Stella Art Foundation presents on its premises in Skaryatinsky pereulok two installations by Ivan Chuikov, a classic of Russian conceptualist art, from its own collection. The scientific-poetical combinatorics of their titles points at the dual purpose of his works: to act as an object of art and its explanation, a literary text and a comment on it at once.

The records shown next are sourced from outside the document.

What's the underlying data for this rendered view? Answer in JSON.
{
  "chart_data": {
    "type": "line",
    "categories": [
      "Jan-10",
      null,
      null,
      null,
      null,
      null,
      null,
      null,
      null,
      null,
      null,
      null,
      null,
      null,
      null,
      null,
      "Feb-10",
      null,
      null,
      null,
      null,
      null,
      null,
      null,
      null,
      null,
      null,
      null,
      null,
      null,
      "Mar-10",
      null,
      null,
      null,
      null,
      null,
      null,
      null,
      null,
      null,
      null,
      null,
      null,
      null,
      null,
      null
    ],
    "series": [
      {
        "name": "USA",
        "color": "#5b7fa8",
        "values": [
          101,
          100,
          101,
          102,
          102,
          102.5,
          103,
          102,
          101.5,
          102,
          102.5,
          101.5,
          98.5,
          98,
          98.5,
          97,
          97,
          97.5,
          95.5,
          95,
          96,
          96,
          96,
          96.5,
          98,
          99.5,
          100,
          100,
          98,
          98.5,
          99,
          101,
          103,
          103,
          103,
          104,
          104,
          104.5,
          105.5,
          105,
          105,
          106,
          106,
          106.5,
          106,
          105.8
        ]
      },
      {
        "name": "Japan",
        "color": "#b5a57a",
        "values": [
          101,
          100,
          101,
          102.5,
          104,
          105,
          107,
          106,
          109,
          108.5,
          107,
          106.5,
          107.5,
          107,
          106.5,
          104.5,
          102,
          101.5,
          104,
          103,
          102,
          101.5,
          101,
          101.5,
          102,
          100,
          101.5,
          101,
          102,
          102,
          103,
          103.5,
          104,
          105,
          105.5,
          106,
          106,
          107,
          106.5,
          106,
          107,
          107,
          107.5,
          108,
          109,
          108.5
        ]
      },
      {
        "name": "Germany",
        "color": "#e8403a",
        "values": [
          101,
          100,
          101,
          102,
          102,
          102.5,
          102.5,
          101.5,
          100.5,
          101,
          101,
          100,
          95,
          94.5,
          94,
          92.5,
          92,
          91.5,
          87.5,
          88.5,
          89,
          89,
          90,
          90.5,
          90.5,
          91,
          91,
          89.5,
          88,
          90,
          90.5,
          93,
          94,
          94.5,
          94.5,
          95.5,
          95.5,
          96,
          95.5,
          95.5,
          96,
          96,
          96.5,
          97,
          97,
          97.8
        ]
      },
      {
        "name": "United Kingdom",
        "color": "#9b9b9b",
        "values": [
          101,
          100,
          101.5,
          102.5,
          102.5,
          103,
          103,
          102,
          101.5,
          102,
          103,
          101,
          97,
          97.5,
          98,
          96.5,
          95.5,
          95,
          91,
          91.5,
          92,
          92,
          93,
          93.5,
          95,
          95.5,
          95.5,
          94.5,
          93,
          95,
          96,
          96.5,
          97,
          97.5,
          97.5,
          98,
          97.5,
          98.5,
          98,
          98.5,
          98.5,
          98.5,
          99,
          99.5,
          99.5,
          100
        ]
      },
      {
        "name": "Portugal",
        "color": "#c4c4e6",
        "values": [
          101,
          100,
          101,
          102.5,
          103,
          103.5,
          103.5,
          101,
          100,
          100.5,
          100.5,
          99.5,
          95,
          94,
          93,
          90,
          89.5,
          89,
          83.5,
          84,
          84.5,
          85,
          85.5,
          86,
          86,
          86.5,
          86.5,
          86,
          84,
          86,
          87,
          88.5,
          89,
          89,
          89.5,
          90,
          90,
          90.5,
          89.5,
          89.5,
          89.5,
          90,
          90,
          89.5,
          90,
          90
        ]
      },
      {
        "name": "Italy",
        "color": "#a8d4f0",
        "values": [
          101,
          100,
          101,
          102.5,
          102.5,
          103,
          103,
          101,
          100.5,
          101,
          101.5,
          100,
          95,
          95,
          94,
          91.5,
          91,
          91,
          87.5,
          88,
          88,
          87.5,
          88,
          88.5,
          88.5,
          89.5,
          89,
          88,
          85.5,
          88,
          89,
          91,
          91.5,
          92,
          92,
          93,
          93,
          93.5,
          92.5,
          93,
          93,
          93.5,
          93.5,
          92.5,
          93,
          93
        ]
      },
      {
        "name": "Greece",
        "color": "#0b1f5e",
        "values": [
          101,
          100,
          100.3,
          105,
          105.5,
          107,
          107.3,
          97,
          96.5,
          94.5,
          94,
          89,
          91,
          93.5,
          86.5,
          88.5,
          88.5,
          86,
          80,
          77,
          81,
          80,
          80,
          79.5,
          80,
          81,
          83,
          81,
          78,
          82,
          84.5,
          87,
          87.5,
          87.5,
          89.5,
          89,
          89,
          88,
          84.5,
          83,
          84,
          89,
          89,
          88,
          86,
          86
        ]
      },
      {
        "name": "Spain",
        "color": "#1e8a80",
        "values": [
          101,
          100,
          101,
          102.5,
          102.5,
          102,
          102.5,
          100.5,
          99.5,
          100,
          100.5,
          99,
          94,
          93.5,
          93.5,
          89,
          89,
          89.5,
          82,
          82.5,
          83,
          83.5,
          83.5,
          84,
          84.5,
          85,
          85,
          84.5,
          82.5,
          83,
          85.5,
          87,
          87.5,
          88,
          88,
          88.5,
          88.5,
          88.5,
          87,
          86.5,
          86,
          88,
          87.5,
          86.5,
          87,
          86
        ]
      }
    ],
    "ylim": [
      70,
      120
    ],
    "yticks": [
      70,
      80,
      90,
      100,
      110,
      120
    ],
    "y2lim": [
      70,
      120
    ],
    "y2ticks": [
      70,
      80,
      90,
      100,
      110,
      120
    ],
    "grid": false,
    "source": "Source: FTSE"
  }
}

The “Theory of Reflection 1” (1978-92) easily turns material objects into forms of thinking, the physical reflection into the reflexive thought. An absolutely classical still-life (a bottle — a wineglass — an apple) by methodically repeating themselves on both sides of the frameworks, goes through an almost metaphysical series of its reflections and transformations: from non-existence to existence, from decidedly pictorial/photographic to ideal and eidetic. The question of which of the reflections and representations is more true and beautiful (which is closely associated with the eternal themes of beauty and justice, of the mimesis and the realism in art and the very origins of the latter) is pointedly left out: the different versions of answers are equaled by putting them into one and the same row of the elements of installation. By exploring the relationships of the universes found on both sides of glass-canvas-mirror-framework, Chuikov draws in his own way the borderlines between the work of art and the world, the artist and the spectator, implying that this theme can’t be exhausted once and for all.

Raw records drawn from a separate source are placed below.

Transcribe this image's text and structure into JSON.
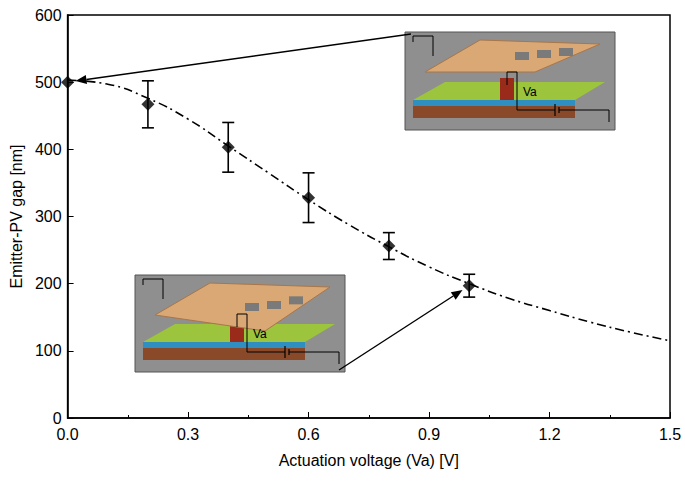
{
  "chart_data": {
    "type": "scatter",
    "xlabel": "Actuation voltage (Va) [V]",
    "ylabel": "Emitter-PV gap [nm]",
    "xlim": [
      0,
      1.5
    ],
    "xticks": [
      {
        "value": 0,
        "label": "0.0"
      },
      0.3,
      0.6,
      0.9,
      1.2,
      1.5
    ],
    "ylim": [
      0,
      600
    ],
    "yticks": [
      0,
      100,
      200,
      300,
      400,
      500,
      600
    ],
    "grid": false,
    "series": [
      {
        "type": "scatter",
        "marker": "diamond",
        "color": "#000000",
        "x": [
          0,
          0.2,
          0.4,
          0.6,
          0.8,
          1.0
        ],
        "values": [
          500,
          467,
          403,
          328,
          256,
          197
        ],
        "errors": [
          0,
          35,
          37,
          37,
          20,
          17
        ]
      },
      {
        "type": "line",
        "line_style": "dashdot",
        "color": "#000000",
        "x": [
          0,
          0.1,
          0.2,
          0.3,
          0.4,
          0.5,
          0.6,
          0.7,
          0.8,
          0.9,
          1.0,
          1.1,
          1.2,
          1.3,
          1.4,
          1.5
        ],
        "values": [
          503,
          497,
          476,
          445,
          405,
          365,
          325,
          288,
          255,
          225,
          200,
          178,
          160,
          143,
          128,
          115
        ]
      }
    ],
    "insets": [
      {
        "label": "Va",
        "points_to": {
          "x": 0,
          "y": 500
        }
      },
      {
        "label": "Va",
        "points_to": {
          "x": 1.0,
          "y": 197
        }
      }
    ]
  }
}
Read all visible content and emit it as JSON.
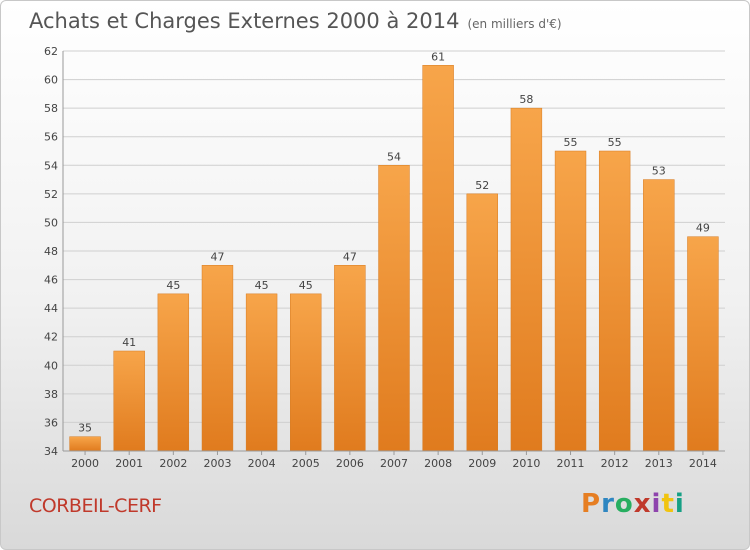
{
  "header": {
    "title": "Achats et Charges Externes 2000 à 2014",
    "subtitle": "(en milliers d'€)"
  },
  "footer": {
    "place": "CORBEIL-CERF",
    "brand": "Proxiti",
    "brand_colors": [
      "#e67e22",
      "#2e86c1",
      "#27ae60",
      "#c0392b",
      "#8e44ad",
      "#f1c40f",
      "#16a085"
    ]
  },
  "colors": {
    "bar_light": "#f7a54a",
    "bar_dark": "#e07b1e",
    "grid": "#cfcfcf",
    "title": "#555555",
    "place": "#c0392b"
  },
  "chart_data": {
    "type": "bar",
    "categories": [
      "2000",
      "2001",
      "2002",
      "2003",
      "2004",
      "2005",
      "2006",
      "2007",
      "2008",
      "2009",
      "2010",
      "2011",
      "2012",
      "2013",
      "2014"
    ],
    "values": [
      35,
      41,
      45,
      47,
      45,
      45,
      47,
      54,
      61,
      52,
      58,
      55,
      55,
      53,
      49
    ],
    "ylim": [
      34,
      62
    ],
    "yticks": [
      34,
      36,
      38,
      40,
      42,
      44,
      46,
      48,
      50,
      52,
      54,
      56,
      58,
      60,
      62
    ],
    "grid": true,
    "data_labels": true
  }
}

The “Analytical Tree” (1994) is assembled from his works acting as elements. They are diligently numbered and joined together by lines into a universally comprehensible scheme. In the middle of the installation there is a picturesque reproduction of a commonplace Soviet postcard with a landscape in a frame composed of cheerful flowers. In the surrounding figures this trite image falls apart with great effect into impressionistic fragments of branches, a pop-art-style collage made of an enormous flower, a postal stamp and a blurring gravel path, an expressionistic abstraction, flickering of Lichtenstein dots, Rothko’s remakes and Twombly’s flourishes... Fragments of the central (complete) image are scaled. His penetrating gaze successively zooms in units of visual writing, invades the outline of the everyday life, transforming it into an extreme formal expression. The movement from the centre of the installation to its edges takes to pieces with analytical ruthlessness the postcard-like myth of the Soviet prosperity by eventually leaving us with nothing but meaningless fragments. On the other hand, the reverse movement towards the centre generates a small miracle: chaotic contradictions, logically and yet every time quite unexpectedly, give birth to a small piece of the Soviet Paradise. The postcard-like dream and the stark visibility of its embodiments and disembodiments exist at the same time. The artist brings them to the spectators in an intentionally consistent way as an object of their free choice.

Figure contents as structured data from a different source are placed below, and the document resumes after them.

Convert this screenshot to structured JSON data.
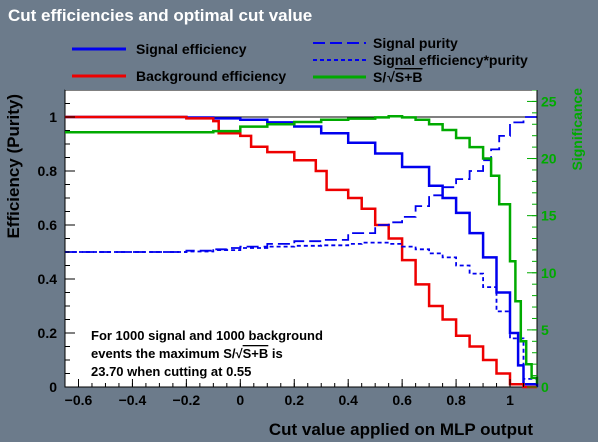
{
  "title": "Cut efficiencies and optimal cut value",
  "chart_data": {
    "type": "line",
    "title": "Cut efficiencies and optimal cut value",
    "xlabel": "Cut value applied on MLP output",
    "ylabel": "Efficiency (Purity)",
    "y2label": "Significance",
    "xlim": [
      -0.65,
      1.1
    ],
    "ylim": [
      0,
      1.1
    ],
    "y2lim": [
      0,
      26
    ],
    "xticks": [
      -0.6,
      -0.4,
      -0.2,
      0,
      0.2,
      0.4,
      0.6,
      0.8,
      1
    ],
    "xtick_labels": [
      "−0.6",
      "−0.4",
      "−0.2",
      "0",
      "0.2",
      "0.4",
      "0.6",
      "0.8",
      "1"
    ],
    "yticks": [
      0,
      0.2,
      0.4,
      0.6,
      0.8,
      1
    ],
    "ytick_labels": [
      "0",
      "0.2",
      "0.4",
      "0.6",
      "0.8",
      "1"
    ],
    "y2ticks": [
      0,
      5,
      10,
      15,
      20,
      25
    ],
    "y2tick_labels": [
      "0",
      "5",
      "10",
      "15",
      "20",
      "25"
    ],
    "legend_placement": "top",
    "colors": {
      "signal": "#0000ee",
      "background": "#ee0000",
      "significance": "#00aa00",
      "frame_bg": "#ffffff",
      "canvas_bg": "#6c7b8b"
    },
    "series": [
      {
        "name": "Signal efficiency",
        "color": "#0000ee",
        "style": "solid",
        "axis": "left",
        "x": [
          -0.65,
          -0.3,
          -0.2,
          -0.1,
          0,
          0.1,
          0.2,
          0.3,
          0.4,
          0.5,
          0.6,
          0.7,
          0.75,
          0.8,
          0.85,
          0.9,
          0.95,
          1.0,
          1.03,
          1.05,
          1.1
        ],
        "y": [
          1.0,
          1.0,
          0.998,
          0.995,
          0.99,
          0.98,
          0.965,
          0.94,
          0.905,
          0.865,
          0.815,
          0.745,
          0.7,
          0.645,
          0.57,
          0.48,
          0.35,
          0.2,
          0.08,
          0.01,
          0.0
        ]
      },
      {
        "name": "Background efficiency",
        "color": "#ee0000",
        "style": "solid",
        "axis": "left",
        "x": [
          -0.65,
          -0.2,
          -0.1,
          -0.08,
          0,
          0.04,
          0.1,
          0.2,
          0.28,
          0.32,
          0.4,
          0.45,
          0.5,
          0.55,
          0.6,
          0.65,
          0.7,
          0.75,
          0.8,
          0.85,
          0.9,
          0.95,
          1.0,
          1.05,
          1.1
        ],
        "y": [
          1.0,
          0.995,
          0.985,
          0.94,
          0.93,
          0.89,
          0.87,
          0.84,
          0.8,
          0.73,
          0.7,
          0.66,
          0.6,
          0.55,
          0.47,
          0.38,
          0.3,
          0.25,
          0.19,
          0.15,
          0.1,
          0.05,
          0.01,
          0.0,
          0.0
        ]
      },
      {
        "name": "Signal purity",
        "color": "#0000ee",
        "style": "longdash",
        "axis": "left",
        "x": [
          -0.65,
          -0.3,
          -0.2,
          -0.1,
          -0.05,
          0,
          0.1,
          0.2,
          0.3,
          0.4,
          0.5,
          0.55,
          0.6,
          0.65,
          0.7,
          0.75,
          0.8,
          0.85,
          0.9,
          0.93,
          0.96,
          1.0,
          1.05,
          1.1
        ],
        "y": [
          0.5,
          0.5,
          0.505,
          0.51,
          0.515,
          0.52,
          0.53,
          0.54,
          0.545,
          0.57,
          0.6,
          0.61,
          0.63,
          0.67,
          0.71,
          0.74,
          0.77,
          0.8,
          0.84,
          0.88,
          0.93,
          0.98,
          1.0,
          1.0
        ]
      },
      {
        "name": "Signal efficiency*purity",
        "color": "#0000ee",
        "style": "dashed",
        "axis": "left",
        "x": [
          -0.65,
          -0.3,
          -0.2,
          -0.1,
          0,
          0.1,
          0.2,
          0.3,
          0.4,
          0.45,
          0.5,
          0.55,
          0.6,
          0.65,
          0.7,
          0.75,
          0.8,
          0.85,
          0.9,
          0.95,
          1.0,
          1.05,
          1.1
        ],
        "y": [
          0.5,
          0.5,
          0.502,
          0.507,
          0.515,
          0.52,
          0.523,
          0.525,
          0.53,
          0.535,
          0.535,
          0.53,
          0.52,
          0.51,
          0.495,
          0.48,
          0.45,
          0.42,
          0.37,
          0.28,
          0.18,
          0.03,
          0.0
        ]
      },
      {
        "name": "S/√S+B",
        "color": "#00aa00",
        "style": "solid",
        "axis": "right",
        "x": [
          -0.65,
          -0.1,
          0,
          0.1,
          0.2,
          0.3,
          0.4,
          0.5,
          0.55,
          0.6,
          0.65,
          0.7,
          0.75,
          0.8,
          0.85,
          0.9,
          0.93,
          0.96,
          1.0,
          1.02,
          1.04,
          1.06,
          1.08,
          1.1
        ],
        "y": [
          22.3,
          22.4,
          22.8,
          23.0,
          23.2,
          23.4,
          23.5,
          23.6,
          23.7,
          23.6,
          23.4,
          23.0,
          22.5,
          21.8,
          21.0,
          20.0,
          18.5,
          16.0,
          11.0,
          7.5,
          4.0,
          2.0,
          0.8,
          0.3
        ]
      }
    ],
    "annotation": {
      "line1": "For 1000 signal and 1000 background",
      "line2_prefix": "events the maximum S/",
      "line2_root": "S+B",
      "line2_suffix": " is",
      "line3": "23.70 when cutting at  0.55"
    },
    "legend": {
      "signal_efficiency": "Signal efficiency",
      "background_efficiency": "Background efficiency",
      "signal_purity": "Signal purity",
      "signal_efficiency_purity": "Signal efficiency*purity",
      "significance_prefix": "S/",
      "significance_root": "S+B"
    }
  }
}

While appealing the the public and calling for its attention and understanding, Chuikov’s installations nevertheless remain hermetic — this is where the art is engaged in a dialogue with and within itself. The particular correlates with the general, works of art with laws, according to which they are created and exist, the laws they ignore or challenge. What first appeared as a riddle gradually evolves into a fascinating game whose rules become ever more clear, only to close on itself again. The door from the physical world into the realm of the ideal is opened a little, but one still can’t enter it.